Архиерей закончил вдумчивое, въедливое чтение, по небрежению владельца, мятого-перемятого свитка. Трясущимися, старческими, скрюченными болезнью пальцами, бережно поправляя и ровняя края, скрутил бумагу, но из рук не выпустил. Не вернул, не положил на пустой черный стол. Оставил при себе.
– И поэтому вы здесь? — в голосе старца теплилась надежда, получить подтверждение. — Исполнить последнюю волю покойного отца?
– Не вижу иной, мало-мальски приличной причины находиться в вашей дыре, - от гостя крепко пахнуло отвратной смесью дешевого пойла и чеснока. — Я видел разоренный тоджами Ксом, но и там не так скверно.
Осадить бы говоруна, призвать к уважительности, постращать епитимьей, а то и отходить архиерейской клюкой, за дверь вытолкать, прогнать, науськав дворовых псов. Но во власти юнца, ни больше, ни меньше, ближайшее благополучие монастырской братии. Во истину не познаваема мудрость Небес в своих помыслах. Потому не повздыхать, не поплакаться тяжкой доле, отпущенной Всевышним, но принять должной. Да и перед кем выказывать слабость? Перед неразумным маловером, отмеченным шрамами на юном лике.
– Время не щадит никого. Ни человека, ни его творения, - втолковывал недорослю Васпиниан.
– Этим сводам тысяча лет. Столица начиналась от наших стен. Под нашим кровом находили пристанище первые монархи Эглер-хошксара. На наших алтарях выставлялись раки святых Хрисса и Фриды, а в подземельях монастыря годами хранилась королевская казна и Плащаница Шхины. С нашего иконостаса пяти церквам столичным щедро святыни отданы. На них и сейчас смотришь, сердцем благоговеешь. Не то, что нынешняя мазня, какую купцы вскладчину для Святой Афры в Энтурии приобрели. Там сроду хороших икон не писано, хотя от устава ни в чем не отступают.
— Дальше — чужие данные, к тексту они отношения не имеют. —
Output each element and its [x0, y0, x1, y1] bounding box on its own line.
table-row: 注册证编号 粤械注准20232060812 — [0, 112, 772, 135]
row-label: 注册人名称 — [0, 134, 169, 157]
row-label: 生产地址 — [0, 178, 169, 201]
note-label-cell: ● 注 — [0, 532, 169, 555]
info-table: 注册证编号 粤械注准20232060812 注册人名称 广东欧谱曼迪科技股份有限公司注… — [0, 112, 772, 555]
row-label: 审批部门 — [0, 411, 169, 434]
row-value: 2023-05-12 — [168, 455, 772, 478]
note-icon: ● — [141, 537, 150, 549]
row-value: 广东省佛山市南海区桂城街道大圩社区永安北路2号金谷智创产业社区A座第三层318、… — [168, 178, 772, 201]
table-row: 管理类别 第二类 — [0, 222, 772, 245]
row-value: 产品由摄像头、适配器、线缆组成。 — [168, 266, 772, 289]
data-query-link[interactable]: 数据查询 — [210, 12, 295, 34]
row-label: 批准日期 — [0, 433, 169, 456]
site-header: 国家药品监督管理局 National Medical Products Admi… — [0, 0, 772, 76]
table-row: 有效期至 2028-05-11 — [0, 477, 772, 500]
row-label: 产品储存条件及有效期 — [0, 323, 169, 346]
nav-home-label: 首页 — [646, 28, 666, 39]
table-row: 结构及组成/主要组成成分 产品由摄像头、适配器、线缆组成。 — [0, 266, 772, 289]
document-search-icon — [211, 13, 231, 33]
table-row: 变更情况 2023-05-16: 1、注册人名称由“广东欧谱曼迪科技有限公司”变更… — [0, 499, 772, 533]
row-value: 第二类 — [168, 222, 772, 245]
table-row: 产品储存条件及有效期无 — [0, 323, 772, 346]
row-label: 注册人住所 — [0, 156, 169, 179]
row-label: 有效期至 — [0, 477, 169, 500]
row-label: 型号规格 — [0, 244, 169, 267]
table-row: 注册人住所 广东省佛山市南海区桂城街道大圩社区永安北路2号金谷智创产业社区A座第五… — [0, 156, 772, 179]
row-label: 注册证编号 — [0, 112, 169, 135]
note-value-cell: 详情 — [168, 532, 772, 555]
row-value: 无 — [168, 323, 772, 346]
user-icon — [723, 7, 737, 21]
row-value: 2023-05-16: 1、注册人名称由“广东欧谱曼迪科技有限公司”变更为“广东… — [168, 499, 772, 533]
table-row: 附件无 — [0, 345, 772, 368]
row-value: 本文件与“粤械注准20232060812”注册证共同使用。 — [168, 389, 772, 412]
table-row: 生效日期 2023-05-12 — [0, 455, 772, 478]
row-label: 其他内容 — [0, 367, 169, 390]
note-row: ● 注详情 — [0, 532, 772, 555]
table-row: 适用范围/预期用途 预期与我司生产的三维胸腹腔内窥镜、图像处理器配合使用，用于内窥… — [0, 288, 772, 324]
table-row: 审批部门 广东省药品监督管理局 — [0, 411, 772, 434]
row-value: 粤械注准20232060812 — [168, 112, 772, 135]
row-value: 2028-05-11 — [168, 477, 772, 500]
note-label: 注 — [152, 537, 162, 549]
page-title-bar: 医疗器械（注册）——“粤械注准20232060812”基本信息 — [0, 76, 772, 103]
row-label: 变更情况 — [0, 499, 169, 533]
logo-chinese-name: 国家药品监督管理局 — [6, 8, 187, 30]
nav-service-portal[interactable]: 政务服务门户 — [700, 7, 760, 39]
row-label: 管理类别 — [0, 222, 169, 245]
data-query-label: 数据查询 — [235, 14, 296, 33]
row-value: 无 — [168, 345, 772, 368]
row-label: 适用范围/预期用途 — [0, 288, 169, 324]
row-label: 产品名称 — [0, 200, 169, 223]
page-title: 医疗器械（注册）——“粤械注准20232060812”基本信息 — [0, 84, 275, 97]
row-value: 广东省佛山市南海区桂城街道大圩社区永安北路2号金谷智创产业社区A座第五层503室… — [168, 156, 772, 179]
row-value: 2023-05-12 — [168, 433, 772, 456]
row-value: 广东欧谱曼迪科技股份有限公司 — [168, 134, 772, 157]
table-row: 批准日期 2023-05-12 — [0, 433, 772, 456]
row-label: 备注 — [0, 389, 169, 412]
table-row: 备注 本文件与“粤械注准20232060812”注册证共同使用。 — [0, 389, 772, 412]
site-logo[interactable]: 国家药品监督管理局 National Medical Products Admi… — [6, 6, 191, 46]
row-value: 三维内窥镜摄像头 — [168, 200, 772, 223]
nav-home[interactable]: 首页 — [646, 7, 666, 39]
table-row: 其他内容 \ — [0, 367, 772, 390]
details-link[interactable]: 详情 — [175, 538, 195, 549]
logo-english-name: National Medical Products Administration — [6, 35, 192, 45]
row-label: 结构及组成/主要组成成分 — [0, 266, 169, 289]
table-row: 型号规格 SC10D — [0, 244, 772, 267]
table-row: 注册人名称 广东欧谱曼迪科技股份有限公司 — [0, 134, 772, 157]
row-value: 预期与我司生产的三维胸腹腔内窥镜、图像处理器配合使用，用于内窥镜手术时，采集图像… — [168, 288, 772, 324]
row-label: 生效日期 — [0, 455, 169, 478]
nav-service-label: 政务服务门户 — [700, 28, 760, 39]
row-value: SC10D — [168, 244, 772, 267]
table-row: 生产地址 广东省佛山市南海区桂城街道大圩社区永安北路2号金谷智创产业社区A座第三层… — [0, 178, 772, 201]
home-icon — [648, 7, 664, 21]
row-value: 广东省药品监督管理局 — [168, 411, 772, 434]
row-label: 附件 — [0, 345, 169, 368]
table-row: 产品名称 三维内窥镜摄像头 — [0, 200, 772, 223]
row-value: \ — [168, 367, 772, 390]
– Зато теперь…., - Поллак не стесняясь обидеть старика, изобразил самое отвращение.
– Мы монахи. Наша участь смирение, молитва и вспоможение сирым и нагим, - поостыл старик. Или заморился от длинной речи.
– А в канаве у ворот, те, кому не вспомогли? — ёрничает унгриец, не жалея архиерейского самолюбия.
– Но мне собственно безразлично сколь древни и живописны ваши развалины, а причина моего пребывания у вас, известна из содержания бумаги.
– Свершение богоугодных дел, достойно всяческой похвалы.